Two Muslim groups are suing the French satirical magazine Charlie Hebdo after it published inflammatory cartoons of the Prophet Mohammed.
In a law suit that will revive the debate between freedom of speech and dangerous provocation, the weekly magazine’s director along with two cartoonists are accused of inciting racial hatred and defamation.
The allegations concern cartoons that caricatured the Prophet, including two drawings which show him naked, published at a time, on September 19, when violent anti-Western protests were flaring across the Muslim world in response to an US anti-Islam amateur film.
“Cartoons stigmatised Islam”
Two organisations - the Algerian Democratic Union for Peace and Progress (RDAP) and the Organisation of Arab Union - are claiming a total of €780,000 in costs and damages, according to AFP.
The organisations say the court action is to “defend and support Islamic and/or Arabic people”.
According to the complainants’, the drawings were “damaging to the honour and reputation of the Prophet Mohammed and the Muslim community”.
“They stigmatised Muslims and provoked hatred,” their lawyer Anthony Bem told AFP, adding that “caricatures does not mean anything goes”.
Bem accused Charlie Hebdo of using the backdrop of Muslim protests against the West to boost its sales.
Thousands of extra copies of the weekly had to be ordered after the publications usual print-run of 75,000 sold out within hours of going on sale.
But Richard Malka, lawyer for Charlie Hebdo, hit back, slamming the “exorbitant” charges.
The “accusations” do not take into account the fact the cartoons were made by a satirical magazine, Malka said.
“Once again they are trying to create fear to inhibit the French tradition of satirising religions,” Malka added.
Free speech versus provocation
Charlie Hebdo’s decision to publish the cartoons at the height of anti-West protests across the Muslim world forced the French government to take drastic action to protect the safety of its citizens worldwide.

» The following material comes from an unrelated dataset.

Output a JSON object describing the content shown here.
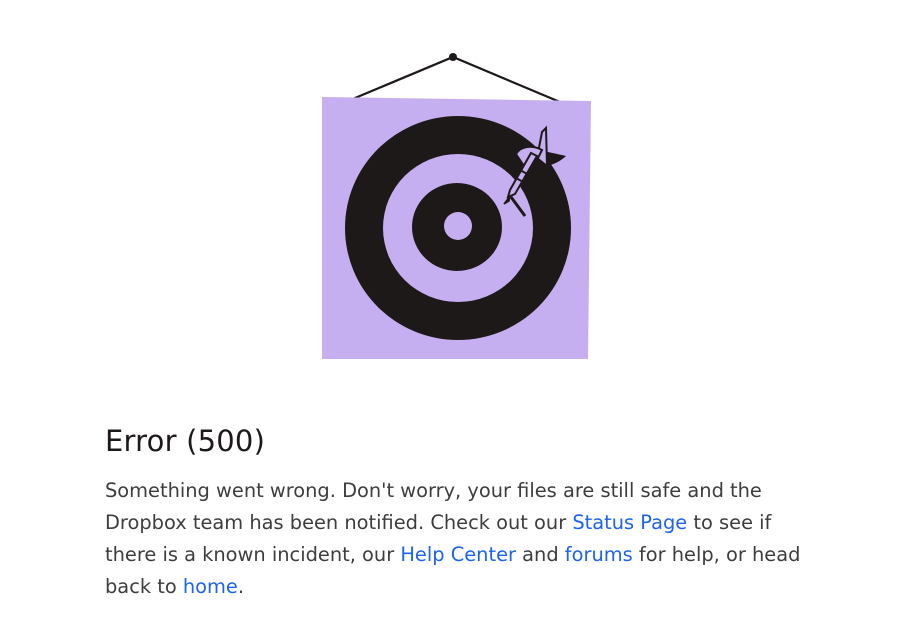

French embassies and cultural centres were conseqently closed in around 20 Muslim countries.
The publication provoked a heated debate in France with several ministers criticising the magazine’s decision to publish the provocative cartoons, but at the same time making it clear they supported the paper’s right to freedom of speech.
At the time, Charlie Hebdo’s editor, Stephane Charbonnier, described those getting irate over the cartoons as “ridiculous clowns” and accused the government of pandering to them by criticising him for being provocative.
September’s publication of the cartoons was not the first time Charlie Hebdo had provoked Muslim ire. In 2011 its offices were firebombed after it published an edition “guest-edited by Mohammed”, which the satirical weekly called Sharia Hebdo.
The first hearing in the case has been pencilled in for January 29 at a court in Paris.